Our research revealed a 30% disparity in wellbeing scores between those that have had positive and negative experiences during their time in education. That means, if you have a bad time at school because you didn’t fit in, you were bullied, or mainstream academia wasn’t right for you, it could leave you feeling 30% less happy long after you’ve left. That could include feelings of stress, issues surrounding confidence, depression – even thoughts about suicide.
So how did we get to that figure? We carried out our research on a nationally-representative sample of 1,000 UK adults. We asked them 14 statements relating to wellbeing and quizzed how various lifestyle factors – such as how active they are, their financial confidence, relationships, and education – could affect them.
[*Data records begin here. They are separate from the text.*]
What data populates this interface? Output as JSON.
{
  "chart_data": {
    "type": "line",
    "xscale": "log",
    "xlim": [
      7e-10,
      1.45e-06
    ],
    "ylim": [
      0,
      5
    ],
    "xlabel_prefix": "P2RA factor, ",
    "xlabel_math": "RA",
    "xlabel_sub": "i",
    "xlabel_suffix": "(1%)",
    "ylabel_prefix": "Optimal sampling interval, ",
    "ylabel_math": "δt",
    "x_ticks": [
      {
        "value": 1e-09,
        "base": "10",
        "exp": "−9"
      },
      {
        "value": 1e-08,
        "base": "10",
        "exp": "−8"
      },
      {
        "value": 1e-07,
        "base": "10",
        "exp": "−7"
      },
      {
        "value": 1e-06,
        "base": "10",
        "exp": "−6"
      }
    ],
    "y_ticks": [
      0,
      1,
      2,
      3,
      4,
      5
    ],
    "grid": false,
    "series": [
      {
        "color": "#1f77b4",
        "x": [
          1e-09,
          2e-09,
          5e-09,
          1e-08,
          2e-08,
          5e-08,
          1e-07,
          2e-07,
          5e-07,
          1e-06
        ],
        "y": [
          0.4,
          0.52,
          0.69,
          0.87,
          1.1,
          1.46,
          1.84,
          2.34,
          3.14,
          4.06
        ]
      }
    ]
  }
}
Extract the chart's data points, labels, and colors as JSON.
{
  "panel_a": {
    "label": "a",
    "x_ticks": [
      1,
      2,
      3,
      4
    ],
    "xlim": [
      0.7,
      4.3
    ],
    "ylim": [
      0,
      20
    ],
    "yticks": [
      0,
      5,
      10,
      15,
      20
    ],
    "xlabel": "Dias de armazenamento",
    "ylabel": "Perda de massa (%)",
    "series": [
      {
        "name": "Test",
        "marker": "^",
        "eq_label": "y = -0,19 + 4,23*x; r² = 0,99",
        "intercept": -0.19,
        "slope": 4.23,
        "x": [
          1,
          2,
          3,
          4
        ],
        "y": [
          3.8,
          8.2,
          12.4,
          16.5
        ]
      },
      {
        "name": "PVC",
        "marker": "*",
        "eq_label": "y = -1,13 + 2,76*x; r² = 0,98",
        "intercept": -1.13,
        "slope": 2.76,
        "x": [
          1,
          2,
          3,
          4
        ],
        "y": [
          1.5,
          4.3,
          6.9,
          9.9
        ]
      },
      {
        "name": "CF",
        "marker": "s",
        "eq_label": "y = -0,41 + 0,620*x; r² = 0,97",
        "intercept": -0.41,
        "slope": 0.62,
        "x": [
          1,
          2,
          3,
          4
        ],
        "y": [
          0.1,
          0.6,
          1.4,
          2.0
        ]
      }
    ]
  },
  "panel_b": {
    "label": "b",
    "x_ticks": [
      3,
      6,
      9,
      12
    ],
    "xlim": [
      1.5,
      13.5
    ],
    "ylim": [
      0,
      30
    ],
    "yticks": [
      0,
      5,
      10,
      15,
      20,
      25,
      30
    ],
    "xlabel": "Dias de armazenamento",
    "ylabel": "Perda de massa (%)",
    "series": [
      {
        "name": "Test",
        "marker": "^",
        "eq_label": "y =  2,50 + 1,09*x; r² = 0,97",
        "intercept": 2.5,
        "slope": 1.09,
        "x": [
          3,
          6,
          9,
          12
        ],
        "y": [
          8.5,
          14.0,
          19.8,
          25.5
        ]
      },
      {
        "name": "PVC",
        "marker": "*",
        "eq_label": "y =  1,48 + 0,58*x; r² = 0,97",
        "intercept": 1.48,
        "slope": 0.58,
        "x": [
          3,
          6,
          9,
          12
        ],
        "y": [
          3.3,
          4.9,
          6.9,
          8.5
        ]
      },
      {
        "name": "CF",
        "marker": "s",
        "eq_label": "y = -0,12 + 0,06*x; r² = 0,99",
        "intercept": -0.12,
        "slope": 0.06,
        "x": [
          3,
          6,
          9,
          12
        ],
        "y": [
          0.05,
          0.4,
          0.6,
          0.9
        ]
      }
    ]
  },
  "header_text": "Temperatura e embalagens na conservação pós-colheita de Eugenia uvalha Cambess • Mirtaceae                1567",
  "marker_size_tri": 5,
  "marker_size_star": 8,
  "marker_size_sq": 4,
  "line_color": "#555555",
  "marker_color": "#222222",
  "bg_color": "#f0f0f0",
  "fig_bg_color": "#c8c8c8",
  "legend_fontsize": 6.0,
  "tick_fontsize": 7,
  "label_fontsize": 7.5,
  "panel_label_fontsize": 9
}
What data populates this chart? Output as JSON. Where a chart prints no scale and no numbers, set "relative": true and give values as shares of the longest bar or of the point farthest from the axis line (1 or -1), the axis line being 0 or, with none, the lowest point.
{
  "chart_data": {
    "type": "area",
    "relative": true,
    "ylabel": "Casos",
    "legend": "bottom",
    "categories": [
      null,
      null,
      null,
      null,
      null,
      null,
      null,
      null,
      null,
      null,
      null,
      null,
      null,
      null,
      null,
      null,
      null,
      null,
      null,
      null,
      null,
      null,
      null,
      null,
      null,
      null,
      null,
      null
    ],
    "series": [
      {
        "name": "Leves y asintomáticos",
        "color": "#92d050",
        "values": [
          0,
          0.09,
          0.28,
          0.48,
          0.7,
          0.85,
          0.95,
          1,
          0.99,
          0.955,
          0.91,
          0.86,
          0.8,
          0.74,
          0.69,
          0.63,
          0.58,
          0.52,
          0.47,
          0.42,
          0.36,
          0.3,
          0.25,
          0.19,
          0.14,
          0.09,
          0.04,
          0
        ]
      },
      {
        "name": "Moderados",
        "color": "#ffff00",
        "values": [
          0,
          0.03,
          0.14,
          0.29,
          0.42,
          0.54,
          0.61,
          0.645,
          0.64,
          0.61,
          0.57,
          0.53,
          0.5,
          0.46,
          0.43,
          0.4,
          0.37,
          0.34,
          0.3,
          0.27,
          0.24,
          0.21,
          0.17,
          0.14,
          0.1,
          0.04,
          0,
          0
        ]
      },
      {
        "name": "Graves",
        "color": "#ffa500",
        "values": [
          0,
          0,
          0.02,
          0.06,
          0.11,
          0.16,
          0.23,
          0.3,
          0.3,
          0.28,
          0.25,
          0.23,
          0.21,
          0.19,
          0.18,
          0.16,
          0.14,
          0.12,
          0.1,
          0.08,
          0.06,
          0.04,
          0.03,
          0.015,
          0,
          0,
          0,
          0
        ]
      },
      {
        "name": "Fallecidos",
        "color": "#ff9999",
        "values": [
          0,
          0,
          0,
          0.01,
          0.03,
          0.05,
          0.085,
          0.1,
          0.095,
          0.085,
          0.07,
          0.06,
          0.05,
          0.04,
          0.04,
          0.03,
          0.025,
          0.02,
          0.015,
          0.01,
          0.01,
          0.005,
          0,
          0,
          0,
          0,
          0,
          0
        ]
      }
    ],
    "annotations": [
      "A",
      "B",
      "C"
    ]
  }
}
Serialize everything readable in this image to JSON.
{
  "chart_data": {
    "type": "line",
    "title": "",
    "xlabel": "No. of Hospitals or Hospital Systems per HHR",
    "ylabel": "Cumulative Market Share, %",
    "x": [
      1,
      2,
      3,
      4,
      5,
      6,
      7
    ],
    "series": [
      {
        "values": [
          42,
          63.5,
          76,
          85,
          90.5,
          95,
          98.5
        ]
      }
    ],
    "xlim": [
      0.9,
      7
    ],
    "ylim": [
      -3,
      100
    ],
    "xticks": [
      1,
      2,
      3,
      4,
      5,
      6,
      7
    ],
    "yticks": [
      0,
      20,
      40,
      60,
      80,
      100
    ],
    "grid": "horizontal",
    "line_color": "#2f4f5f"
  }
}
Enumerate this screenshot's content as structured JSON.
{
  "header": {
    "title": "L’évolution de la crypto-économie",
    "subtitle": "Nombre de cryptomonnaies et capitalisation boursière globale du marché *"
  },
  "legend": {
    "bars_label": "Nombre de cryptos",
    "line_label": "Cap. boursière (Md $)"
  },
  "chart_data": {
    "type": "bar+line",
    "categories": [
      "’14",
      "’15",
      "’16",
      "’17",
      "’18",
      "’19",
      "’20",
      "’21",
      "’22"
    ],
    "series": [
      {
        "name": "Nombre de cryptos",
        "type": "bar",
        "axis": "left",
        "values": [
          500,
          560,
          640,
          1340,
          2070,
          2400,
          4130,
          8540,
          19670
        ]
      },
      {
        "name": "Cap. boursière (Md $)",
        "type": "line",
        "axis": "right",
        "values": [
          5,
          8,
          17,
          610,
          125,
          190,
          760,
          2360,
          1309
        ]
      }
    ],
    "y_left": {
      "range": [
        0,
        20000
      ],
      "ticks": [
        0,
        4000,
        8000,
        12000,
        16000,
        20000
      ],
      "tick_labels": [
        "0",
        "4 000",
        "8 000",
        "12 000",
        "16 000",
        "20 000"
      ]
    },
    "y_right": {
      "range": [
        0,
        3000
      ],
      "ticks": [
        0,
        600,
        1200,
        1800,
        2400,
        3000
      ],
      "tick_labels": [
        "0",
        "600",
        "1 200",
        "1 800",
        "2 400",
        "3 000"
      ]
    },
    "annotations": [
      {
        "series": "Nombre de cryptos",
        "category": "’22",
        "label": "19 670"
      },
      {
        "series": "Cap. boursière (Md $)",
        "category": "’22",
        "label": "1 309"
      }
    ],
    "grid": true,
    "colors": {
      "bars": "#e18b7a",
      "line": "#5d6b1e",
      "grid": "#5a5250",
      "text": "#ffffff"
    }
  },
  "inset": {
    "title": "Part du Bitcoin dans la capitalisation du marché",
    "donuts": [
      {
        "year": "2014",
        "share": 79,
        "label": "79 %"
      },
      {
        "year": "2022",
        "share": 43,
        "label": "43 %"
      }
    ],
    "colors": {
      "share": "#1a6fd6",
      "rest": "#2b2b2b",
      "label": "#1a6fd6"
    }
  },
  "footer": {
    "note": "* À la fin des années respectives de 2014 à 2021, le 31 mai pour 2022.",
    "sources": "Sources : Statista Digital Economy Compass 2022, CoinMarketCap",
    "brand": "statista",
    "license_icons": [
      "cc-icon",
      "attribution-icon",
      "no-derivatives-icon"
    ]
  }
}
Those respondents who felt they’d had a positive experience of the education system – regardless of their current circumstances and lifestyle – displayed much higher wellbeing scores (6.92/10 on an index) than those who felt traditional education didn’t help them to achieve their potential (4.92/10).
The average Brit scored 6.13/10 on an index for their overall wellbeing.
The figures add to an already developing picture. Previous studies have revealed that schools are failing to support the mental wellbeing of youngsters in their care, with a 2015 report by think-tank, Demos, showing that final year students are three times as likely than 14-year olds to feel their school is only focused on preparing them for exams, rather than to succeed in life more generally.
Another report from Kings College London reveals that being bullied frequently as children leads to an increased risk of depression or anxiety – and that those people are more likely to report a lower quality of life at 50.
Clearly there is much to be done, but there are rays of hope. Almost 22% of respondents in our study cited a place of study or work as being the place where they encounter the highest feelings of wellbeing. So we just need to work at replicating this on a wider scale. And much of that comes down to understanding young people better and making sure they get the right educational fit.